Ons altının fiyatı bu yıl yüzde 40’ın üzerindeki artış ile sonunda 7 Ekim 2025’te 4 bin doları da geçti. Bu yılın başında ulaşılması zor bir seviye olarak görülen bu fiyata ulaşılmasına rağmen, hedef fiyatı daha yukarı taşıyanlar da var. Tabii tam tersi, yatırımcıları uyaranlar da…
Goldman Sachs analistleri, küresel ekonomik belirsizlikler, jeopolitik risklerin artışı ve merkez bankalarının rezerv politikalarındaki değişimlerin etkisiyle, ons başına altının fiyatının 2026 yılı sonuna kadar 4.900 ila 5.000 dolar seviyesine ulaşabileceğini öngörüyor.

Bankanın raporunda, artan ETF girişleri, gelişmekte olan ülkelerin rezerv çeşitlendirme eğilimi ve ABD tahvil getirilerindeki gerilemenin kıymetli madene olan talebi desteklediği vurgulanıyor. Ayrıca, kredi piyasalarındaki sıkılaşma, doların zayıflama beklentisi ve küresel borç yükünün tarihi seviyelere çıkması da yatırımcıları güvenli limana yönelten unsurlar arasında gösteriliyor.

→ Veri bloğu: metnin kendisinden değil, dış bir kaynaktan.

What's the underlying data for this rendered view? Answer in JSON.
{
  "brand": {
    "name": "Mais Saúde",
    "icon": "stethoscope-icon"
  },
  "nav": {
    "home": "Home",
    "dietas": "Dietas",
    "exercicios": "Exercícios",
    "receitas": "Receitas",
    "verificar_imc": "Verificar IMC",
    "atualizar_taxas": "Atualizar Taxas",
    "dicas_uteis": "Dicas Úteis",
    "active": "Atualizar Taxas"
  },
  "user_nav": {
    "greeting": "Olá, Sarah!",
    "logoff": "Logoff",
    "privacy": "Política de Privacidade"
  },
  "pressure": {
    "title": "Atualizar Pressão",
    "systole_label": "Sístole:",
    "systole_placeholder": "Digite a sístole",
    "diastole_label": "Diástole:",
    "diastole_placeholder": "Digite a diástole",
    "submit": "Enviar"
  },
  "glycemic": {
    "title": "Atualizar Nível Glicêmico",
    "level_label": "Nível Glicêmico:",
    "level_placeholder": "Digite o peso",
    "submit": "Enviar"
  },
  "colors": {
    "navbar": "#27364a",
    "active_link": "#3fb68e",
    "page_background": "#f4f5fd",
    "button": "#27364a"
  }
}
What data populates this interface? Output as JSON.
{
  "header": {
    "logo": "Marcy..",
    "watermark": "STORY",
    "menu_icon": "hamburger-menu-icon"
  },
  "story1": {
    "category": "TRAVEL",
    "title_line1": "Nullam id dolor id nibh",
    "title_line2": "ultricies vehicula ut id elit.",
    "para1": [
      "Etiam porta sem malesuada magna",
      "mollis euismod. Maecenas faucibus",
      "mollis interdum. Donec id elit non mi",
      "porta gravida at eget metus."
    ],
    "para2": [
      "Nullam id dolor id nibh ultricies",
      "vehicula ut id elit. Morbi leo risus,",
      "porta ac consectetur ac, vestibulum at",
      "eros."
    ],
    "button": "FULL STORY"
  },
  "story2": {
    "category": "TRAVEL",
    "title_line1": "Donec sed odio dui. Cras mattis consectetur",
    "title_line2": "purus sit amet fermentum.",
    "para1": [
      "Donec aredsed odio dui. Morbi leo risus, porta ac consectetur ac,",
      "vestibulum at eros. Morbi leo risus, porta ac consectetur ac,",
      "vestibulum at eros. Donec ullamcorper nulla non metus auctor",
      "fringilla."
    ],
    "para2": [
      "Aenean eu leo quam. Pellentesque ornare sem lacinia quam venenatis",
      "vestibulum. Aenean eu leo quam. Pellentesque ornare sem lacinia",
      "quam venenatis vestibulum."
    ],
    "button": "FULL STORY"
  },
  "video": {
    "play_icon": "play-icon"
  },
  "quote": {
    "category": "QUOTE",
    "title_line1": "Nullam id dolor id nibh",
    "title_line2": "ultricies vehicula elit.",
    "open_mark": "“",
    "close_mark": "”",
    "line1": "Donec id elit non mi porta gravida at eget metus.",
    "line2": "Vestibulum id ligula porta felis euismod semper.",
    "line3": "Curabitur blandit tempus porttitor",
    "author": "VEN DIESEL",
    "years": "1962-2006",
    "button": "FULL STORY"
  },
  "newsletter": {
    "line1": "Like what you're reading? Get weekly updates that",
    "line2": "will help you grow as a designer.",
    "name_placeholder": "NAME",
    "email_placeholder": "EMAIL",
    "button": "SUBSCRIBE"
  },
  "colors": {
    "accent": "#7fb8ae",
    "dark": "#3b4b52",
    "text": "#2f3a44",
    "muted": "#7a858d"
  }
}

Kıymetli madenin fiyatları, yıl genelinde arka arkaya rekorlar kırarak 1979’dan bu yana en büyük yıllık artışa doğru ilerliyor. Uzmanlara göre, bu yükselişi merkez bankalarının alımları ve altına dayalı borsa yatırım fonlarına (ETF) artan talep destekliyor.
Altın için “alın” diyen de var uyaran da

ABD merkezli yatırım fonu Citadel’in kurucusu ve CEO’su Ken Griffin ise, yatırımcıların giderek altını dolardan daha güvenli bir varlık olarak görmeye başladığını belirterek bu eğilimi “gerçekten kaygı verici” olarak nitelendirdi.
Griffin, Bloomberg’den Francine Lacqua’ya verdiği röportajda, “İnsanlar ABD’nin egemen riskine karşı portföylerini korumak için de-dolarizasyon eğilimine giriyor. Dolar dışı varlıklarda ciddi bir varlık enflasyonu görüyoruz,” değerlendirmesinde bulundu.
ABD’de süren federal hükümetin kapanması ve olası faiz indirimleri beklentisi, pazartesi günü kıymetli metalin fiyatının 4 bin doları geçerek rekor kırmasına yol açtı. Bu yıl yatırımcılar giderek daha fazla altın, gümüş ve Bitcoin gibi alternatif varlıklara yöneliyor; piyasalarda bu eğilim “debasement trade” (paranın değer kaybına karşı yatırım) olarak adlandırılıyor.